Other potential titles included: ‘The English and the plantation of Ulster’ and ‘A history of the Ulster protestants/planters’. Evidently, the focus was to be largely on the English as opposed to the Scots. This was to complement T.W. Moody’s, The Londonderry plantation and M. Perceval-Maxwell’s, The Scottish migration to Ulster in the reign of James I. As another application explains:
The English undertakers, about 60 chosen from over 100 applicants, came from widely dispersed origins but with significant groupings from East Anglia, the West Country, and the London area. Of the unsuccessful applicants the most significant was a group from Yorkshire. My intention is to investigate the local origins and circumstances of these people and the processes by which they were selected or rejected by the central government.
Concomitant with this research was a study of the origins of the subordinate English population, some 4,000 of whose names are preserved on the Ulster muster roll of 1630, (B.L., Add.
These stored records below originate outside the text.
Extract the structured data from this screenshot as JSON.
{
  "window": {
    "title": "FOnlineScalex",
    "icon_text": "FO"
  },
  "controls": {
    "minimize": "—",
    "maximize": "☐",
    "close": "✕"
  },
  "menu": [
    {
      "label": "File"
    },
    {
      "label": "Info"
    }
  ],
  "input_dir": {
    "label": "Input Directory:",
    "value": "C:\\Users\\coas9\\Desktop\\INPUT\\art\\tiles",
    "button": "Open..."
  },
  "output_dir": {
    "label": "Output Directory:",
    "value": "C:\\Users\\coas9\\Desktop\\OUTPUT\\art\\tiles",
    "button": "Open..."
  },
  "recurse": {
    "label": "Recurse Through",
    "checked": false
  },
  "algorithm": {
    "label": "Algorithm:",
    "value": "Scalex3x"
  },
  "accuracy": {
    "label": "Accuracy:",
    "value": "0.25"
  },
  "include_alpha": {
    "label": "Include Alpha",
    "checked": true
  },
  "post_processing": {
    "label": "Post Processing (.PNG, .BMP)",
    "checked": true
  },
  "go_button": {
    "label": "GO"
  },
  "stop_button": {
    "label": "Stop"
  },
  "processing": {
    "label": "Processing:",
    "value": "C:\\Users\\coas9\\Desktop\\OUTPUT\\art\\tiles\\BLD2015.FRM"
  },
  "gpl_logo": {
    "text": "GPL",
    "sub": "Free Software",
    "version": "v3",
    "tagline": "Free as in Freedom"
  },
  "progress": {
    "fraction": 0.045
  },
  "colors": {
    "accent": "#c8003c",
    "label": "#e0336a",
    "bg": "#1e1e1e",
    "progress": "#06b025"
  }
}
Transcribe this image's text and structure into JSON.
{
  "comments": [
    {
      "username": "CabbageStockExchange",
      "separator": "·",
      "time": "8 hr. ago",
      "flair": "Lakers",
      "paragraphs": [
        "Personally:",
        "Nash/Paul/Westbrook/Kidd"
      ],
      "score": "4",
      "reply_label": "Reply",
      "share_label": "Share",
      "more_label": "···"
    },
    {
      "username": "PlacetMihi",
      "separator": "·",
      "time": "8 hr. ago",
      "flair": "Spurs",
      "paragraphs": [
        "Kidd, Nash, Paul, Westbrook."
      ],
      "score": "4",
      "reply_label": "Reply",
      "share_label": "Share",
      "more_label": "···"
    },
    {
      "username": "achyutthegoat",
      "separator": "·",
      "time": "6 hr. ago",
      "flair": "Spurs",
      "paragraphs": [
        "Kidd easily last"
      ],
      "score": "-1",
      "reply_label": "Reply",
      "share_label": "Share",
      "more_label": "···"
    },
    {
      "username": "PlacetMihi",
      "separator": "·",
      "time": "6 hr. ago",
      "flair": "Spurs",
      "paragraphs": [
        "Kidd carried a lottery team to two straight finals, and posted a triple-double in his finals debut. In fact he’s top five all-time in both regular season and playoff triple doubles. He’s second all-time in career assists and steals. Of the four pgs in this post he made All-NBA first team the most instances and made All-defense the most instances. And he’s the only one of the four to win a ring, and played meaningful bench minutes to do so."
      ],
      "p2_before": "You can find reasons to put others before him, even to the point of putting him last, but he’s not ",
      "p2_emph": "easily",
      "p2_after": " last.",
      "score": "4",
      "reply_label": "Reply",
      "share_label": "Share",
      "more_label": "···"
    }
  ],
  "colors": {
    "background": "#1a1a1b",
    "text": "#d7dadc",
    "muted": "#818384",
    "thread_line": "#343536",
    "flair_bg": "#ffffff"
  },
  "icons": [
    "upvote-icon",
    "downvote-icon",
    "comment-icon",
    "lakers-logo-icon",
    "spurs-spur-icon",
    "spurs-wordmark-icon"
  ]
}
MS 4770), by the examination of the names deriving from rental and estate papers of the undertaker families on the eve of plantation or from appropriate parish records. A similar exercise on the origins of the servitor grantees, also some sixty in all, will also be necessary, and a small Welsh component in the colony must be examined.
His research was hindered by the loss over time of many standard sources, including the Irish public records, the records of country administration and of the towns. He sought to compensate for this by gathering material, including estate and family papers, official county records and private papers of county officials, from a diverse assortment of archives. Among his study destinations were obscure record offices all over England as well as in Ireland. These visits had an additional purpose: to fill in the story of the background to the migration to Ulster in the localities, to complement the information provided in more official accounts. At one stage he wished to present the fruits of his labour in a book of documents to illustrate the social and economic history of Ireland in the first half of the seventeenth century.
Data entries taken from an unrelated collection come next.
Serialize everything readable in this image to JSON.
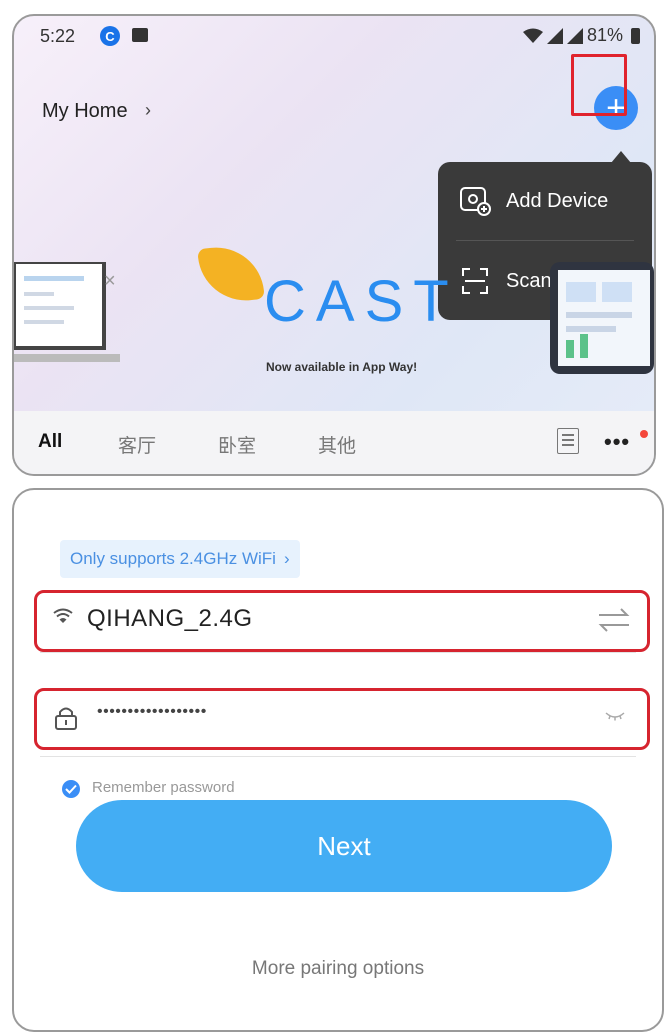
{
  "status_bar": {
    "time": "5:22",
    "battery": "81%"
  },
  "home": {
    "title": "My Home",
    "chevron": "›"
  },
  "add_menu": {
    "items": [
      {
        "label": "Add Device",
        "icon": "add-device-icon"
      },
      {
        "label": "Scan",
        "icon": "scan-icon"
      }
    ]
  },
  "banner": {
    "logo_text": "CAST",
    "subtitle": "Now available in App Way!",
    "close": "×"
  },
  "tabs": {
    "items": [
      {
        "label": "All",
        "active": true
      },
      {
        "label": "客厅",
        "active": false
      },
      {
        "label": "卧室",
        "active": false
      },
      {
        "label": "其他",
        "active": false
      }
    ],
    "more": "•••"
  },
  "wifi": {
    "hint": "Only supports 2.4GHz WiFi",
    "hint_chevron": "›",
    "ssid": "QIHANG_2.4G",
    "password_masked": "••••••••••••••••••",
    "remember_label": "Remember password",
    "remember_checked": true
  },
  "actions": {
    "next_label": "Next",
    "more_options_label": "More pairing options"
  },
  "colors": {
    "accent": "#3a8ef6",
    "next_button": "#43adf4",
    "highlight": "#d6242f",
    "menu_bg": "#3a3a3a"
  }
}
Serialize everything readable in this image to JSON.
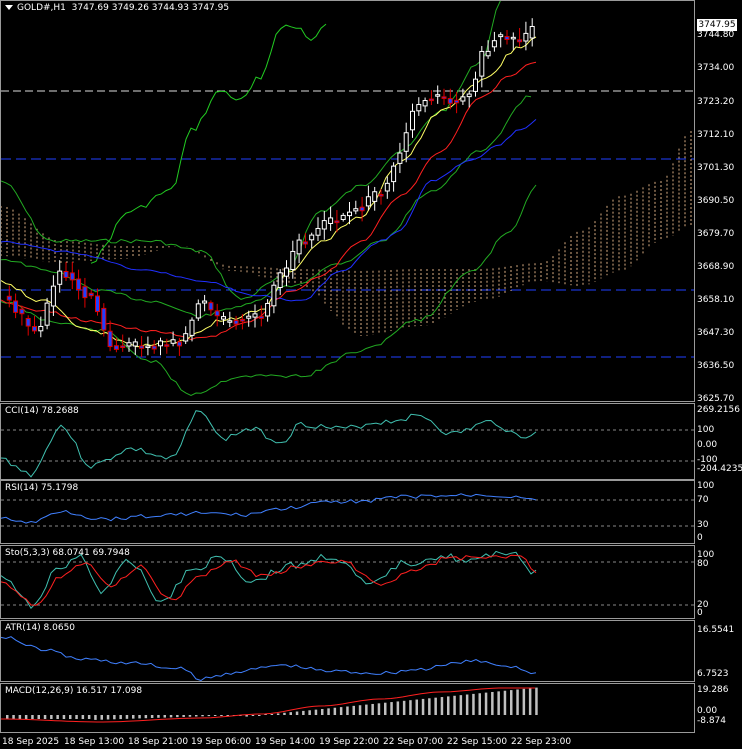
{
  "main": {
    "symbol": "GOLD#,H1",
    "ohlc": "3747.69 3749.26 3744.93 3747.95",
    "current_price": "3747.95",
    "price_labels": [
      "3744.80",
      "3734.00",
      "3723.20",
      "3712.10",
      "3701.30",
      "3690.50",
      "3679.70",
      "3668.90",
      "3658.10",
      "3647.30",
      "3636.50",
      "3625.70"
    ]
  },
  "cci": {
    "title": "CCI(14) 78.2688",
    "labels": [
      "269.2156",
      "100",
      "0.00",
      "-100",
      "-204.4235"
    ]
  },
  "rsi": {
    "title": "RSI(14) 75.1798",
    "labels": [
      "100",
      "70",
      "30",
      "0"
    ]
  },
  "sto": {
    "title": "Sto(5,3,3) 68.0741 69.7948",
    "labels": [
      "100",
      "80",
      "20",
      "0"
    ]
  },
  "atr": {
    "title": "ATR(14) 8.0650",
    "labels": [
      "16.5541",
      "6.7523"
    ]
  },
  "macd": {
    "title": "MACD(12,26,9) 16.517 17.098",
    "labels": [
      "19.286",
      "0.00",
      "-8.874"
    ]
  },
  "time_labels": [
    "18 Sep 2025",
    "18 Sep 13:00",
    "18 Sep 21:00",
    "19 Sep 06:00",
    "19 Sep 14:00",
    "19 Sep 22:00",
    "22 Sep 07:00",
    "22 Sep 15:00",
    "22 Sep 23:00"
  ],
  "colors": {
    "bull_candle": "#ffffff",
    "bear_candle": "#e00000",
    "bull_fill": "#000000",
    "bear_fill": "#2040ff",
    "bb": "#22aa22",
    "ma_fast": "#ffff66",
    "ma_slow": "#ff2020",
    "ma_long": "#2030ff",
    "kumo": "#ffcc99",
    "level_line": "#2040ff",
    "cci_line": "#40c0b0",
    "rsi_line": "#4080ff",
    "sto_main": "#40c0b0",
    "sto_signal": "#ff2020",
    "atr_line": "#4080ff",
    "macd_hist": "#c0c0c0",
    "macd_signal": "#ff2020"
  }
}
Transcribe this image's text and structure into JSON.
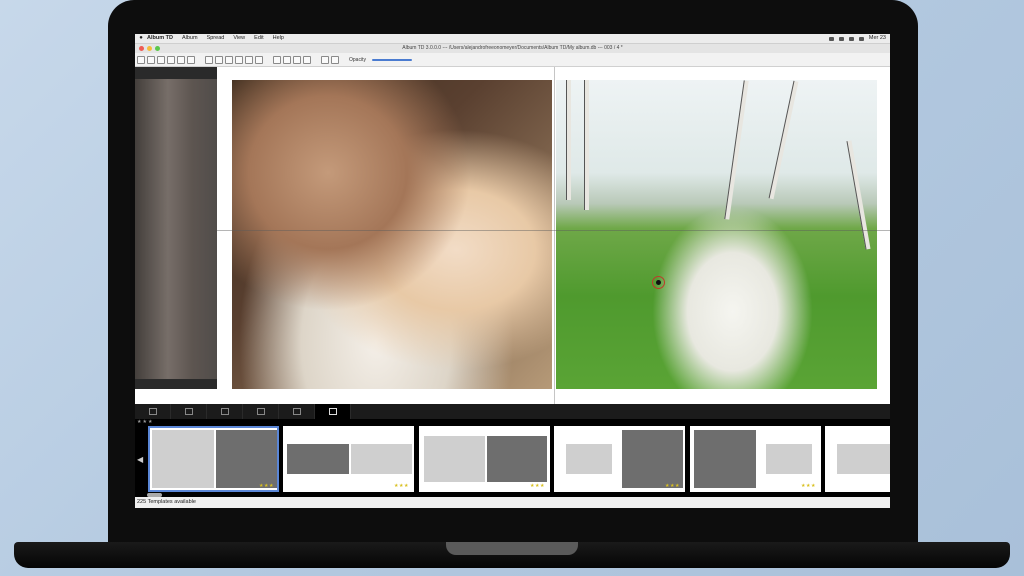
{
  "menubar": {
    "apple": "",
    "items": [
      "Album TD",
      "Album",
      "Spread",
      "View",
      "Edit",
      "Help"
    ],
    "clock": "Mer 23"
  },
  "titlebar": {
    "text": "Album TD 3.0.0.0 --- /Users/alejandrofreeonomeyer/Documents/Album TD/My album.db --- 003 / 4 *"
  },
  "toolbar": {
    "opacity_label": "Opacity"
  },
  "statusbar": {
    "text": "225 Templates available"
  },
  "colors": {
    "accent": "#4a7bd0",
    "selection": "#5a86d6",
    "star": "#d9c020",
    "frame": "#0d0d0d"
  },
  "thumbnails": [
    {
      "stars": "★★★"
    },
    {
      "stars": "★★★"
    },
    {
      "stars": "★★★"
    },
    {
      "stars": "★★★"
    },
    {
      "stars": "★★★"
    },
    {
      "stars": ""
    }
  ],
  "strip_stars": "★★★"
}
Topics illustrated would include the following: the structure of population; old Irish; old English; new English; the impact of plantations; landlords and tenants; trade; growth of towns; religious issues; local administration.
In a study leave report he makes the following further proposal for his research:
I worked over a series of Dublin government accounts for the reign of James I. From material from these, and other sources, I am preparing papers on the introduction of English law to Ulster and on government printing in Ireland.